To człowiek, który znalazł się w niekomfortowej dla siebie sytuacji – został wystawiony jako eksponat na pokaz tym, którzy bezczelnie mogą się przyglądać każdemu zakamarkowi jego ciała. Trochę jak ktoś, kto po raz pierwszy przyszedł pozować studentom rysującym akt.
Lekko odchylony do tyłu, siedzi na krawędzi stołka. Kurczowo zaciska dłonie na siedzisku, a palce stóp napierają na podłogę. Gdyby wstał, miałby 4 metry wysokości. Dostał od artysty tyle wzrostu, ile w swoich pomnikach otrzymują wielcy tego świata.
Geniusz rzeźbiarza polega w tym przypadku na zestawieniu wielkości z wrażliwością, wstrętem do siły, władzy i chęcią zniknięcia w tłumie.
Rzeźby Muecka charakteryzuje nadzwyczajna dbałość o detale. W swoich pomniejszonych lub powiększonych do gigantycznych rozmiarów przedstawieniach łączy cierpliwość rzemieślnika z wyobraźnią artysty.
Wszystkie szczegóły anatomiczne, grymasy na twarzy, napięte nerwowo mięśnie, prawdziwe włosy robią wrażenie, które momentami możemy nazwać „upiornym”.
Szczególnie, jeśli zatrzymamy się na chwilę przy rzeźbie „Martwego taty” (po lewej).
Figura rzeczywiście przedstawia zwłoki ojca artysty. Mueck chciał w ten sposób uczcić jego pamięć. Pomysł na oddanie czci wydaje się jednak co najmniej dyskusyjny…
Rzeźba została wykonana w mniejszych niż naturalne rozmiarach. Powstała w latach 1996-97.
Postaci Muecka – nie tylko te gigantyczne, ale również te mniejsze – nie pozwalają przejść obok obojętnie. Obraz może niezauważenie wisieć na ścianie. Jest jakby z boku, nie zabiera zbyt wiele przestrzeni. Rzeźby – szczególnie tak dosłowne – wchodzą w drogę.
Sprawdzają, jak człowiek patrzy na drugą osobę – zwłaszcza w tak ważnych momentach życia, jak narodziny czy śmierć. Nie ma tu strachu przed nagością, a w nagości Muecka nie ma erotyzmu. Jest codzienność.

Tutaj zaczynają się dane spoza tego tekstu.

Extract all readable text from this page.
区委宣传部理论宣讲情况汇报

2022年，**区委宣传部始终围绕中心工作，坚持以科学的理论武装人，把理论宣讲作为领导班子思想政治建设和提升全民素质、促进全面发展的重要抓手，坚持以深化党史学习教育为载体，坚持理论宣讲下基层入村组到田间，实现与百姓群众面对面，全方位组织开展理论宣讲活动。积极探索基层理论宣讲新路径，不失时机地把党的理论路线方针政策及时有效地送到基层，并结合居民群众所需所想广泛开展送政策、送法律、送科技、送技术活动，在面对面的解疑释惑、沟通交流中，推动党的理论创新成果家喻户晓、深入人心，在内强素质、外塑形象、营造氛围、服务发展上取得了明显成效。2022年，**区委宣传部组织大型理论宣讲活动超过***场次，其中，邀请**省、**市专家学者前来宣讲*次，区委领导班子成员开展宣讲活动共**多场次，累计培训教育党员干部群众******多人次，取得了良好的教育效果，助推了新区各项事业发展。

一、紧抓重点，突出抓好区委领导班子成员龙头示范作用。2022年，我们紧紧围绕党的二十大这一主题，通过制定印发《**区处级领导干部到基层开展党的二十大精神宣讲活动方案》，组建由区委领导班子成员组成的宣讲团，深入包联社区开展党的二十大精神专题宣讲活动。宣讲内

Zobacz pozostałe rzeźby Rona Muecka (galeria zdjęć)!
Tak wygląda warsztat artysty… Na stole prawdziwe włosy, silikonowe twarze, gigantyczne gałki oczne – elementy tak realistyczne, że poniższy obrazek wydaje się być zbiorem rekwizytów z ponurej makabreski.
Źródła:
Studio Rona Muecka (na zdjęciach poszczególne etapy pracy artysty)
Zdecydowanie oryginalniejszy od Gunthera von Hagensa. Twarz u góry dosłownie jak żywa. Każde zdjęcie robi wrażenie. Sugestywność wykonania świadczy o najwyższym warsztacie artysty. Fotografia jak wiemy nie odda zjawiska w pełnej krasie.
Na pewno. Przede wszystkim ludzkie ciało nie jest u Muecka materiałem, a celem. Dzięki użyciu włókna szklanego, naturalnych włosów, silikonu ma uzyskać efekt imitujący rzeczywistość. I w tym jest właśnie sztuka. Miałabym opory, żeby nazwać Gunthera von Hagensa artystą, bo jego „twórczość”, jeśli można tu użyć takiego słowa, jest bardzo dosłowna…
Wierzyc sie nie chce ,ze to nie jest fotomontaz 🙂
Ten martwy tata to przesada!!! ;/
a naga kobieta to już nie??
Tylko zauwaz ze nagiej kobiety nie pokazuje sie od brzucha w dol tak jak faceta.
Articles like these put the consumer in the driver seatvery iopmtrant.
lewacka pseudokultura
Jasne, wolno rzeźbić tylko Maryję z dzieciątkiem
Oczywiście, odzianą w burkę od stóp do głów.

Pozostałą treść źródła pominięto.